Wednesday, June 19, 2024

Auckland researcher examines Māori health workforce

University of Auckland Faculty of Medical Health Sciences research fellow, Dr Kimiora Henare, is addressing workforce challenges in the delivery of precision oncology for Māori.

Dr Hēnare – who has received a Health Research Council Māori Emerging Research Leader grant, worth almost $650,000 over 48 months – says genomic-based cancer treatment, or precision oncology, is still a topic in need of discussion for Māori.

He says genomic-based testing isn’t easily accessible for Māori, which he attributes to systemic inequities in the New Zealand health system and the negative experiences of Indigenous Peoples who have engaged in genetic and genomic research globally.

His research focuses on addressing potential workforce challenges related to the delivery of precision oncology, an approach where doctors and patients choose treatments based on the DNA signature of an individual patient’s tumour.

Precision oncology involves treatments that are tailored to the genetic makeup of a patient’s tumor. By analysing the genetic changes of a patient’s cancer, doctors can identify specific medicines that offer the best responses.

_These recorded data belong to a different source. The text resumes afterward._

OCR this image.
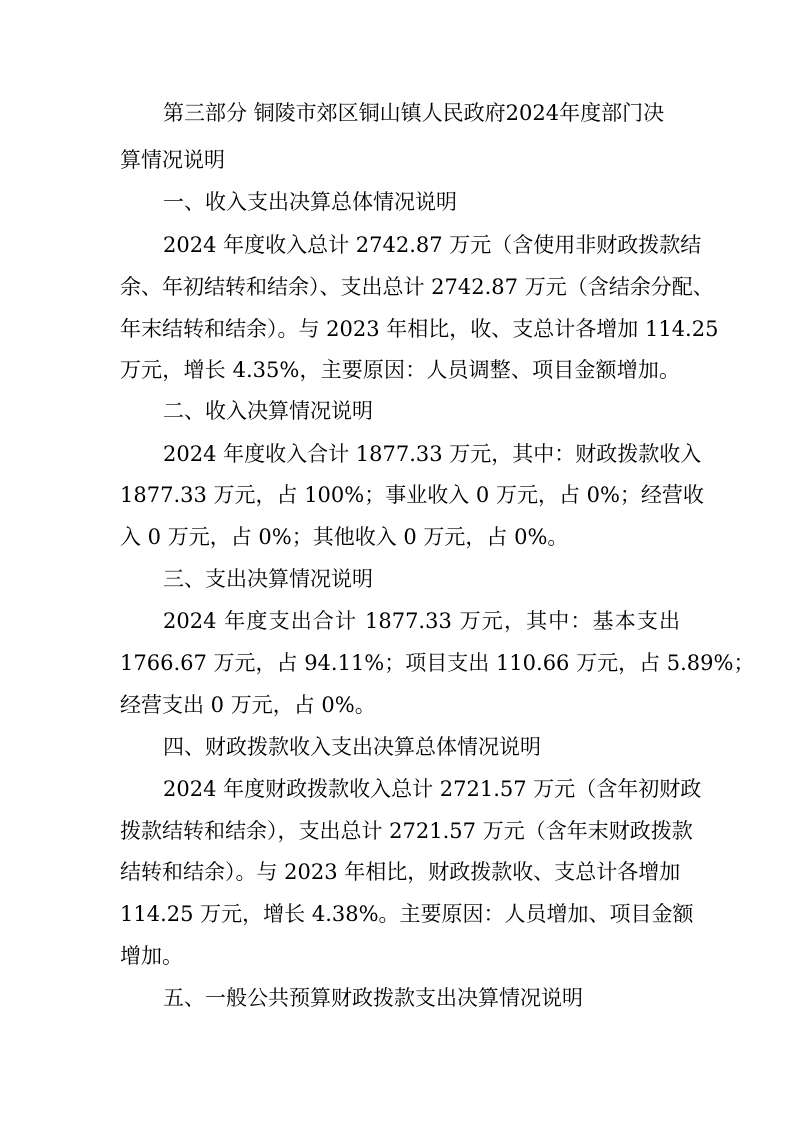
第三部分 铜陵市郊区铜山镇人民政府2024年度部门决
算情况说明
一、收入支出决算总体情况说明
2024 年度收入总计 2742.87 万元（含使用非财政拨款结
余、年初结转和结余）、支出总计 2742.87 万元（含结余分配、
年末结转和结余）。与 2023 年相比，收、支总计各增加 114.25
万元，增长 4.35%，主要原因：人员调整、项目金额增加。
二、收入决算情况说明
2024 年度收入合计 1877.33 万元，其中：财政拨款收入
1877.33 万元，占 100%；事业收入 0 万元，占 0%；经营收
入 0 万元，占 0%；其他收入 0 万元，占 0%。
三、支出决算情况说明
2024 年度支出合计 1877.33 万元，其中：基本支出
1766.67 万元，占 94.11%；项目支出 110.66 万元，占 5.89%；
经营支出 0 万元，占 0%。
四、财政拨款收入支出决算总体情况说明
2024 年度财政拨款收入总计 2721.57 万元（含年初财政
拨款结转和结余），支出总计 2721.57 万元（含年末财政拨款
结转和结余）。与 2023 年相比，财政拨款收、支总计各增加
114.25 万元，增长 4.38%。主要原因：人员增加、项目金额
增加。
五、一般公共预算财政拨款支出决算情况说明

However, Dr Hēnare says that introducing the ground-breaking approach to decision-making requires a skilled workforce capable of navigating complex genetic data and clinical evidence, and doing-so in a timely and culturally safe way.

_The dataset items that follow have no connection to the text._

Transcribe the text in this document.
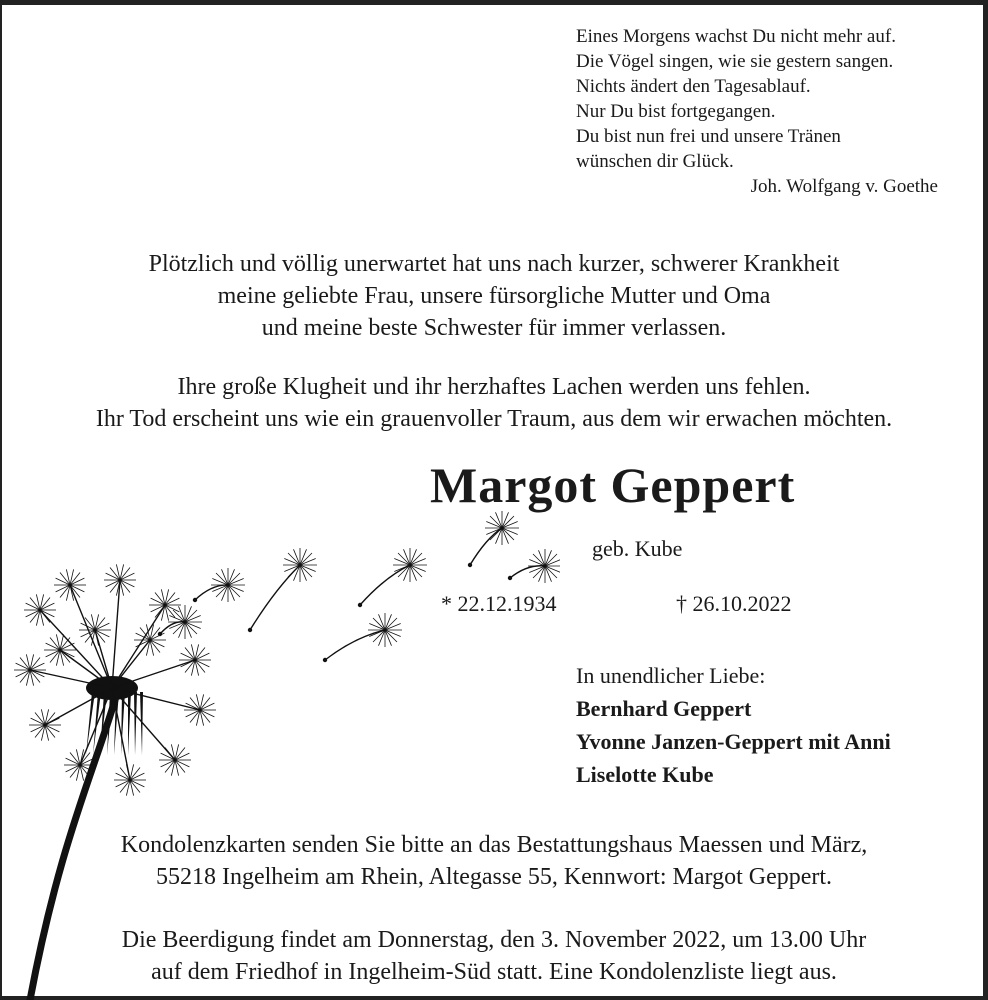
Eines Morgens wachst Du nicht mehr auf.
Die Vögel singen, wie sie gestern sangen.
Nichts ändert den Tagesablauf.
Nur Du bist fortgegangen.
Du bist nun frei und unsere Tränen
wünschen dir Glück.
Joh. Wolfgang v. Goethe
Plötzlich und völlig unerwartet hat uns nach kurzer, schwerer Krankheit
meine geliebte Frau, unsere fürsorgliche Mutter und Oma
und meine beste Schwester für immer verlassen.
Ihre große Klugheit und ihr herzhaftes Lachen werden uns fehlen.
Ihr Tod erscheint uns wie ein grauenvoller Traum, aus dem wir erwachen möchten.
Margot Geppert
geb. Kube
* 22.12.1934	† 26.10.2022
In unendlicher Liebe:
Bernhard Geppert
Yvonne Janzen-Geppert mit Anni
Liselotte Kube
Kondolenzkarten senden Sie bitte an das Bestattungshaus Maessen und März,
55218 Ingelheim am Rhein, Altegasse 55, Kennwort: Margot Geppert.
Die Beerdigung findet am Donnerstag, den 3. November 2022, um 13.00 Uhr
auf dem Friedhof in Ingelheim-Süd statt. Eine Kondolenzliste liegt aus.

“The ultimate goal is to eliminate health inequities for Māori before they can even start,” he says.

“But a problem we face is that by introducing cool and new technology, we’re implementing it into a system that already under-delivers in terms of good Māori health outcomes.

“So, a large focus is not only learning about what capabilities are needed, but also to understand what capacity needs to be protected, and what needs to be resourced and supported to make sure that this is sustainable.

“There are still crucial gaps in our knowledge that can be addressed through research. But research also creates an opportunity to build expertise and leadership.

He says it’s crucial to build Māori expertise and leadership among oncology services as well as the research community supporting those services.

“We have an opportunity to create environments where Māori brilliance can shine, allowing them to share their whakaaro with a diverse range of experts, whether in clinical settings or the community. This approach is instrumental in fostering leadership.”

He says that also includes Tangata Tiriti.

“We’re integrating Māori health perspectives and Te Tiriti o Waitangi principles into health research, recognising their absence in traditional biomedical training pathways,” Hēnare says.

“I’m fortunate to work in a team that understands their role within a Tiriti context. For tangata tiriti, our obligation to Te Tiriti is defined in Article 1. For tangata whenua, our rights to make decisions over our taonga, are enshrined in Article 2. So in the delivery of precision oncology, it’s about understanding our individual roles in teams that best reflect our society, and together ensuring equitable outcomes.”

Dr Hēnare’s project will also explore the current pathway to the Molecular Tumor Board (MTB) and develop strategies to sustain a culturally competent workforce. He will create a roadmap for growing the expertise necessary in this cutting-edge field.